Treat software maintenance as operational assurance.

That means the goal is not simply to keep the system online. The goal is to keep the business process dependable.

Start with the few workflows that actually matter. Not every feature deserves equal attention. Identify the actions that would hurt the business if they failed quietly: new enquiries coming in, invoices being generated, stock levels updating, bookings being confirmed, customer messages being sent.

Then make those workflows visible.

Someone should know what "working normally" looks like. Someone should be checking for early signs that it isn't. Someone should own the response if it starts drifting. This does not require an internal tech team. It requires clear responsibility and a basic maintenance rhythm.

That rhythm should include routine updates, yes, but also health checks on critical functions, a record of changes made to the system, working backups that have actually been tested, and enough written context that the business is not trapped if one freelancer disappears.

This is the part founders usually skip because it feels indirect. It does not ship a new feature. It does not make for an exciting update in a board meeting. But it protects the thing the business depends on most: consistency.

Good software maintenance is not about polishing code for the sake of it. It's about reducing unpleasant surprises in operations.

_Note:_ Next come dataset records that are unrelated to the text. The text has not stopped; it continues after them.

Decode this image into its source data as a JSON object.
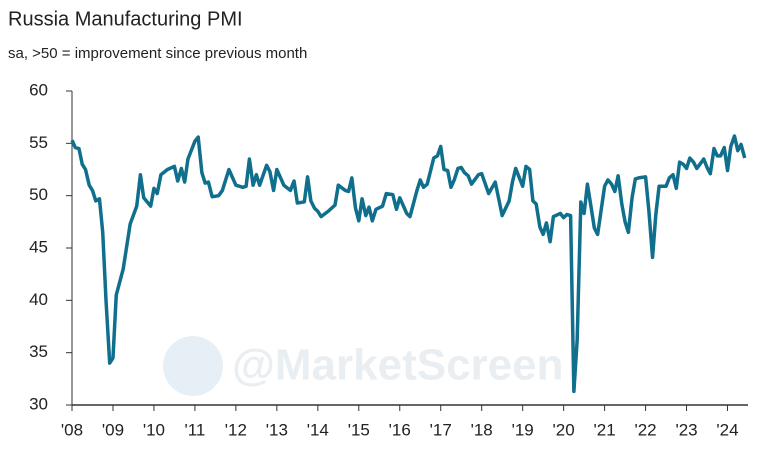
{
  "chart_data": {
    "type": "line",
    "title": "Russia Manufacturing PMI",
    "subtitle": "sa, >50 = improvement since previous month",
    "watermark": "@MarketScreen",
    "x": [
      2008.0,
      2008.08,
      2008.17,
      2008.25,
      2008.33,
      2008.42,
      2008.5,
      2008.58,
      2008.67,
      2008.75,
      2008.83,
      2008.92,
      2009.0,
      2009.08,
      2009.25,
      2009.42,
      2009.58,
      2009.67,
      2009.75,
      2009.92,
      2010.0,
      2010.08,
      2010.17,
      2010.33,
      2010.5,
      2010.58,
      2010.67,
      2010.75,
      2010.83,
      2011.0,
      2011.08,
      2011.17,
      2011.25,
      2011.33,
      2011.42,
      2011.58,
      2011.67,
      2011.83,
      2012.0,
      2012.17,
      2012.25,
      2012.33,
      2012.42,
      2012.5,
      2012.58,
      2012.75,
      2012.83,
      2012.92,
      2013.0,
      2013.17,
      2013.33,
      2013.42,
      2013.5,
      2013.67,
      2013.75,
      2013.83,
      2013.92,
      2014.0,
      2014.08,
      2014.25,
      2014.42,
      2014.5,
      2014.67,
      2014.75,
      2014.83,
      2014.92,
      2015.0,
      2015.08,
      2015.17,
      2015.25,
      2015.33,
      2015.42,
      2015.58,
      2015.67,
      2015.83,
      2015.92,
      2016.0,
      2016.17,
      2016.25,
      2016.42,
      2016.5,
      2016.58,
      2016.67,
      2016.83,
      2016.92,
      2017.0,
      2017.08,
      2017.17,
      2017.25,
      2017.33,
      2017.42,
      2017.5,
      2017.58,
      2017.67,
      2017.75,
      2017.92,
      2018.0,
      2018.17,
      2018.33,
      2018.5,
      2018.67,
      2018.75,
      2018.83,
      2018.92,
      2019.0,
      2019.08,
      2019.17,
      2019.25,
      2019.33,
      2019.42,
      2019.5,
      2019.58,
      2019.67,
      2019.75,
      2019.92,
      2020.0,
      2020.08,
      2020.17,
      2020.25,
      2020.33,
      2020.42,
      2020.5,
      2020.58,
      2020.67,
      2020.75,
      2020.83,
      2021.0,
      2021.08,
      2021.17,
      2021.25,
      2021.33,
      2021.42,
      2021.5,
      2021.58,
      2021.67,
      2021.75,
      2021.83,
      2022.0,
      2022.08,
      2022.17,
      2022.25,
      2022.33,
      2022.5,
      2022.58,
      2022.67,
      2022.75,
      2022.83,
      2022.92,
      2023.0,
      2023.08,
      2023.17,
      2023.25,
      2023.42,
      2023.5,
      2023.58,
      2023.67,
      2023.75,
      2023.83,
      2023.92,
      2024.0,
      2024.08,
      2024.17,
      2024.25,
      2024.33,
      2024.42
    ],
    "values": [
      55.3,
      54.6,
      54.5,
      53,
      52.5,
      51,
      50.5,
      49.5,
      49.7,
      46.5,
      40,
      34,
      34.5,
      40.5,
      43,
      47.3,
      49,
      52,
      49.8,
      49,
      50.7,
      50.2,
      52,
      52.5,
      52.8,
      51.4,
      52.6,
      51.3,
      53.5,
      55.2,
      55.6,
      52.2,
      51.2,
      51.3,
      49.9,
      50,
      50.5,
      52.5,
      51,
      50.8,
      50.9,
      53.5,
      51,
      52,
      51,
      52.9,
      52.3,
      50.5,
      52.5,
      51,
      50.5,
      51.4,
      49.3,
      49.4,
      51.8,
      49.5,
      48.8,
      48.5,
      48,
      48.5,
      49.1,
      51,
      50.5,
      50.4,
      51.7,
      48.8,
      47.6,
      49.7,
      48.1,
      48.9,
      47.6,
      48.7,
      49,
      50.2,
      50.1,
      48.7,
      49.8,
      48.3,
      48,
      50.5,
      51.5,
      50.8,
      51.1,
      53.6,
      53.8,
      54.7,
      52.5,
      52.4,
      50.8,
      51.5,
      52.6,
      52.7,
      52.2,
      51.9,
      51.1,
      52,
      52.1,
      50.2,
      51.3,
      48.1,
      49.5,
      51.3,
      52.6,
      51.7,
      50.9,
      52.8,
      52.5,
      49.5,
      49.2,
      47,
      46.3,
      47.4,
      45.6,
      48,
      48.3,
      47.9,
      48.2,
      48.1,
      31.3,
      36.2,
      49.4,
      48.3,
      51.1,
      48.9,
      46.9,
      46.3,
      50.9,
      51.5,
      51.1,
      50.4,
      51.9,
      49.2,
      47.5,
      46.5,
      49.8,
      51.6,
      51.7,
      51.8,
      48.6,
      44.1,
      48.2,
      50.9,
      50.9,
      51.7,
      52,
      50.7,
      53.2,
      53,
      52.6,
      53.6,
      53.2,
      52.6,
      53.5,
      52.7,
      52.1,
      54.5,
      53.8,
      53.8,
      54.6,
      52.4,
      54.7,
      55.7,
      54.3,
      54.9,
      53.6
    ],
    "color": "#0f6f8c",
    "xlim": [
      2008,
      2024.5
    ],
    "xticks": [
      {
        "value": 2008,
        "label": "'08"
      },
      {
        "value": 2009,
        "label": "'09"
      },
      {
        "value": 2010,
        "label": "'10"
      },
      {
        "value": 2011,
        "label": "'11"
      },
      {
        "value": 2012,
        "label": "'12"
      },
      {
        "value": 2013,
        "label": "'13"
      },
      {
        "value": 2014,
        "label": "'14"
      },
      {
        "value": 2015,
        "label": "'15"
      },
      {
        "value": 2016,
        "label": "'16"
      },
      {
        "value": 2017,
        "label": "'17"
      },
      {
        "value": 2018,
        "label": "'18"
      },
      {
        "value": 2019,
        "label": "'19"
      },
      {
        "value": 2020,
        "label": "'20"
      },
      {
        "value": 2021,
        "label": "'21"
      },
      {
        "value": 2022,
        "label": "'22"
      },
      {
        "value": 2023,
        "label": "'23"
      },
      {
        "value": 2024,
        "label": "'24"
      }
    ],
    "ylim": [
      30,
      60
    ],
    "yticks": [
      30,
      35,
      40,
      45,
      50,
      55,
      60
    ],
    "grid": false
  }
}
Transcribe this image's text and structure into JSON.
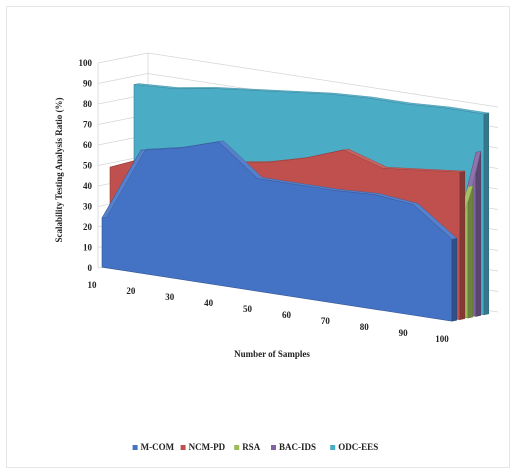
{
  "chart_data": {
    "type": "area",
    "variant": "3d-area",
    "title": "",
    "xlabel": "Number of Samples",
    "ylabel": "Scalability Testing Analysis Ratio (%)",
    "x": [
      10,
      20,
      30,
      40,
      50,
      60,
      70,
      80,
      90,
      100
    ],
    "ylim": [
      0,
      100
    ],
    "yticks": [
      "0",
      "10",
      "20",
      "30",
      "40",
      "50",
      "60",
      "70",
      "80",
      "90",
      "100"
    ],
    "xticks": [
      "10",
      "20",
      "30",
      "40",
      "50",
      "60",
      "70",
      "80",
      "90",
      "100"
    ],
    "grid": true,
    "legend_position": "bottom",
    "series": [
      {
        "name": "M-COM",
        "color": "#4472c4",
        "values": [
          24,
          60,
          64,
          70,
          55,
          55,
          55,
          56,
          54,
          40
        ]
      },
      {
        "name": "NCM-PD",
        "color": "#c0504d",
        "values": [
          48,
          56,
          56,
          59,
          62,
          67,
          74,
          68,
          70,
          72
        ]
      },
      {
        "name": "RSA",
        "color": "#9bbb59",
        "values": [
          0,
          0,
          0,
          0,
          0,
          0,
          0,
          0,
          0,
          64
        ]
      },
      {
        "name": "BAC-IDS",
        "color": "#8064a2",
        "values": [
          0,
          0,
          0,
          0,
          0,
          0,
          0,
          0,
          0,
          80
        ]
      },
      {
        "name": "ODC-EES",
        "color": "#4bacc6",
        "values": [
          86,
          87,
          90,
          92,
          94,
          96,
          97,
          97,
          98,
          98
        ]
      }
    ]
  }
}
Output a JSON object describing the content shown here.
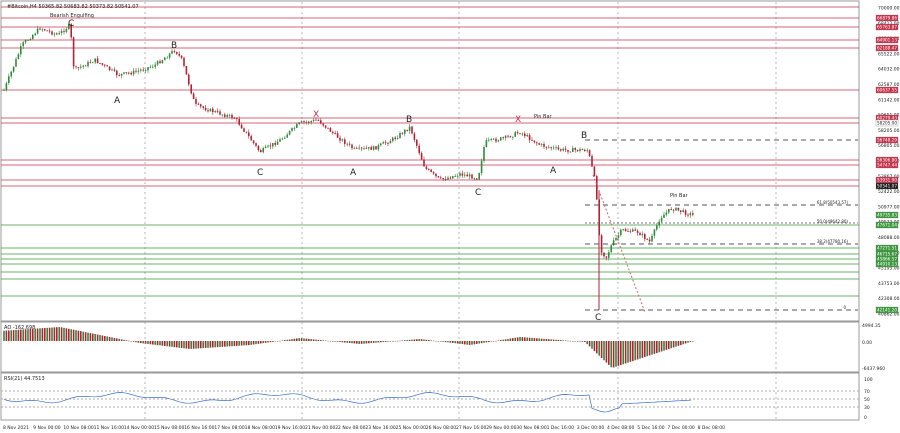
{
  "header": {
    "symbol_line": "#Bitcoin,H4  50365.82 50683.82 50373.82 50541.07"
  },
  "pattern_labels": {
    "bearish_engulfing": "Bearish Engulfing",
    "pin_bar_1": "Pin Bar",
    "pin_bar_2": "Pin Bar"
  },
  "fib_labels": {
    "fib_618": "61.8(50543.57)",
    "fib_50": "50.0(49642.80)",
    "fib_382": "38.2(47780.16)",
    "fib_0": "0"
  },
  "wave_labels": [
    {
      "id": "wave-A-1",
      "text": "A"
    },
    {
      "id": "wave-B-1",
      "text": "B"
    },
    {
      "id": "wave-C-1",
      "text": "C"
    },
    {
      "id": "wave-X-1",
      "text": "X"
    },
    {
      "id": "wave-A-2",
      "text": "A"
    },
    {
      "id": "wave-B-2",
      "text": "B"
    },
    {
      "id": "wave-C-2",
      "text": "C"
    },
    {
      "id": "wave-X-2",
      "text": "X"
    },
    {
      "id": "wave-A-3",
      "text": "A"
    },
    {
      "id": "wave-B-3",
      "text": "B"
    },
    {
      "id": "wave-C-3",
      "text": "C"
    }
  ],
  "price_axis": {
    "ticks": [
      "70000.00",
      "68412.00",
      "66969.00",
      "65522.00",
      "64032.00",
      "62587.00",
      "61142.00",
      "59651.00",
      "58205.00",
      "56805.00",
      "55376.00",
      "53867.00",
      "52422.00",
      "50977.00",
      "49533.00",
      "48088.00",
      "46625.00",
      "45195.00",
      "43753.00",
      "42308.00",
      "40862.00"
    ],
    "tags": [
      {
        "value": "66879.86",
        "color": "#c8304a"
      },
      {
        "value": "65763.87",
        "color": "#c8304a"
      },
      {
        "value": "64901.13",
        "color": "#c8304a"
      },
      {
        "value": "62188.47",
        "color": "#c8304a"
      },
      {
        "value": "60637.55",
        "color": "#c8304a"
      },
      {
        "value": "60279.43",
        "color": "#c8304a"
      },
      {
        "value": "58205.00",
        "color": "#ffffff"
      },
      {
        "value": "56748.29",
        "color": "#c8304a"
      },
      {
        "value": "56306.80",
        "color": "#c8304a"
      },
      {
        "value": "54747.44",
        "color": "#c8304a"
      },
      {
        "value": "53931.90",
        "color": "#c8304a"
      },
      {
        "value": "50541.07",
        "color": "#1a1a1a"
      },
      {
        "value": "49735.83",
        "color": "#3a9a3a"
      },
      {
        "value": "47671.04",
        "color": "#3a9a3a"
      },
      {
        "value": "47271.51",
        "color": "#3a9a3a"
      },
      {
        "value": "46715.67",
        "color": "#3a9a3a"
      },
      {
        "value": "45866.57",
        "color": "#3a9a3a"
      },
      {
        "value": "44910.13",
        "color": "#3a9a3a"
      },
      {
        "value": "42141.20",
        "color": "#3a9a3a"
      }
    ]
  },
  "ao_panel": {
    "label": "AO -162.698",
    "ticks": [
      "4994.35",
      "0.00",
      "-6437.960"
    ]
  },
  "rsi_panel": {
    "label": "RSI(21) 44.7513",
    "ticks": [
      "100",
      "70",
      "50",
      "30",
      "0"
    ]
  },
  "time_axis": {
    "labels": [
      "8 Nov 2021",
      "9 Nov 00:00",
      "10 Nov 08:00",
      "11 Nov 16:00",
      "14 Nov 00:00",
      "15 Nov 08:00",
      "16 Nov 16:00",
      "17 Nov 08:00",
      "18 Nov 08:00",
      "19 Nov 16:00",
      "21 Nov 00:00",
      "22 Nov 08:00",
      "23 Nov 16:00",
      "25 Nov 00:00",
      "26 Nov 08:00",
      "27 Nov 16:00",
      "29 Nov 00:00",
      "30 Nov 08:00",
      "1 Dec 16:00",
      "3 Dec 00:00",
      "4 Dec 08:00",
      "5 Dec 16:00",
      "7 Dec 00:00",
      "8 Dec 08:00"
    ]
  },
  "colors": {
    "bull": "#2e8b3a",
    "bear": "#b22234",
    "resistance": "#c8304a",
    "support": "#3a9a3a",
    "grid": "#888888"
  }
}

And there is a practical test for whether your current setup is good enough: if your main developer vanished tomorrow, how long would it take another competent person to understand what matters, what is connected, and what cannot break? If the honest answer is "days of digging" or "we're not sure," then your maintenance is weak, no matter how stable things seem this week.

The Takeaway

Software maintenance is not a technical admin task you do after the real work is finished. It is part of keeping the business reliable.

If your software runs a core process, maintaining trust in that process matters more than waiting for something obvious to fail.